It can be challenging to work in an environment clouded by uncertainty. When key stakeholders and decision-makers express doubt, it’s important to take a step back and analyze its causes and potential effects.
Uncertainty often stems from a lack of clarity—whether due to an unclear strategy, a disrupted decision-making process, or a sudden breakdown in communication.
For a professional business analyst, learning to navigate these waters is critical to ensure that business needs are addressed and requirements are met—not only for the success of projects but also for maintaining career relevance within the company.
Through my experience, I’ve learned to focus on three key priorities to navigate uncertainty. These aren’t absolute rules, but they can help you better understand the situation and take action toward your goals.
1. Strengthen your communication pipelines
Understand how information flows through your company and build relationships that keep you informed during times of uncertainty. Identifying trends is key—you want to be able to discuss topics that could impact your work and projects. Stay updated on other project statuses, larger strategic shifts, executive changes, funding rounds, and other critical business developments.
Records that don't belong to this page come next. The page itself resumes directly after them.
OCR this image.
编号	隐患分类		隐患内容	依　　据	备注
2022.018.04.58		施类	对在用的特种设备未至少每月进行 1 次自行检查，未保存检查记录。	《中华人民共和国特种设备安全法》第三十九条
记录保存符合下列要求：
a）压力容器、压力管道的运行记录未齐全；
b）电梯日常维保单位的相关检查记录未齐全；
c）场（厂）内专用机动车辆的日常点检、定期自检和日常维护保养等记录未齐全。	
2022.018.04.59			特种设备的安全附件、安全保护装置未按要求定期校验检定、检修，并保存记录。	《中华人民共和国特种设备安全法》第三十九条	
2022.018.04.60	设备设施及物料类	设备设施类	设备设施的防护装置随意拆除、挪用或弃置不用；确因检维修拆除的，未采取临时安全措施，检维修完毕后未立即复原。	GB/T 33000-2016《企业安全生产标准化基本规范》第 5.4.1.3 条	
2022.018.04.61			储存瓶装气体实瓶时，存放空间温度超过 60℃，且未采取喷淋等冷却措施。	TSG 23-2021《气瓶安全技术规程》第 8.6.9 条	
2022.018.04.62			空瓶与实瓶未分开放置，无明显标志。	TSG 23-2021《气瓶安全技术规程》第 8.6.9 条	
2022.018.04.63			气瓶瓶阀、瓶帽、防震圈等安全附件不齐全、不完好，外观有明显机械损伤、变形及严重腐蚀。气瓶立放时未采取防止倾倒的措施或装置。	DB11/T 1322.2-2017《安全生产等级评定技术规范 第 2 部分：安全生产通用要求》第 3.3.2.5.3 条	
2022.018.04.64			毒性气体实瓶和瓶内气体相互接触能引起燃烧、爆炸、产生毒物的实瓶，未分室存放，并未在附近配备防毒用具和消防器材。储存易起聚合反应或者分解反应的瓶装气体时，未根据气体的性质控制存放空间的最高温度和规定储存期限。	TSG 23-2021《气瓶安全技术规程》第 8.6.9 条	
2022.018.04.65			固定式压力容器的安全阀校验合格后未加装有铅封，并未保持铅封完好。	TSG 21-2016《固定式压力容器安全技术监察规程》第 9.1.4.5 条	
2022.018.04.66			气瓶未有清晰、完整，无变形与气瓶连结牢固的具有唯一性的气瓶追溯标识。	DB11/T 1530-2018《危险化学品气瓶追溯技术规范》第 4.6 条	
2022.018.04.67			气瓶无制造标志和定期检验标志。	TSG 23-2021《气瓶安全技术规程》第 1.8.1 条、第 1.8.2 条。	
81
Diversify your contacts to create an “insiders” network spanning different business lines, especially if you’re an individual contributor. A strong support group or community can help you anticipate strategic moves and stay ahead of changes.
Of course, speculation and gossip are off-limits. Always respect internal (and project) guidelines when sharing information.
2. Understand the Company’s agenda
Projects are influenced by factors beyond our control, but tracking just one key indicator can help guide your next steps: Is the project still a priority for the company?
When uncertainty arises, priorities shift. Projects become variables of adjustment, meaning their future depends on how well they support the company’s new goals and whether their complexity-to-return ratio remains favorable. This is especially true for projects that fall outside the company’s core business.
Typically, it goes like this:
- Non-prioritized projects are put on hold for reassessment.
- Reassessment happens at higher levels, beyond the project manager and business analyst.
- Upper management makes a decision and communicates it to stakeholders.
- In some cases, project managers may influence the outcome, but the sponsor’s position is usually the deciding factor.
A good example is how DEI (Diversity, Equity, and Inclusion) initiatives in U.S. companies have been affected by shifting corporate priorities. How will this context impact HR-led programs is something that will be interesting to follow.
Strategic shifts like these aren’t rare—they happen at different scales and for various reasons. Having a clear understanding of the company’s agenda and how your project aligns with current priorities is critical in uncertain times.
3. Stick to the reality of the situation
I’ve learned that the best way to navigate uncertainty is to stay grounded in reality. We often react by overanalyzing potential scenarios or freezing in place, but both can be counterproductive if the situation is evolving in a different direction.
Understanding whether the current state is stable or shifting is key to assessing risks and opportunities. Staying close to key stakeholders and the project sponsor is crucial—they are often the first to feel and influence changes within the company.
Being reality-driven also means leveraging your neutrality as a business analyst or strategy professional. This allows you to adapt your course of action effectively as the situation evolves. The goal is to remain alert and ensure your actions align with the company’s revised priorities. Changes in projects shouldn’t be directly related to the PM or BA at hand.
At the end of the day, navigating uncertainty requires a combination of clear communication, proximity to key stakeholders, and a commitment to adaptability. By continually monitoring the situation, we can mitigate risks, pivot when necessary, and ensure our work continues to create value.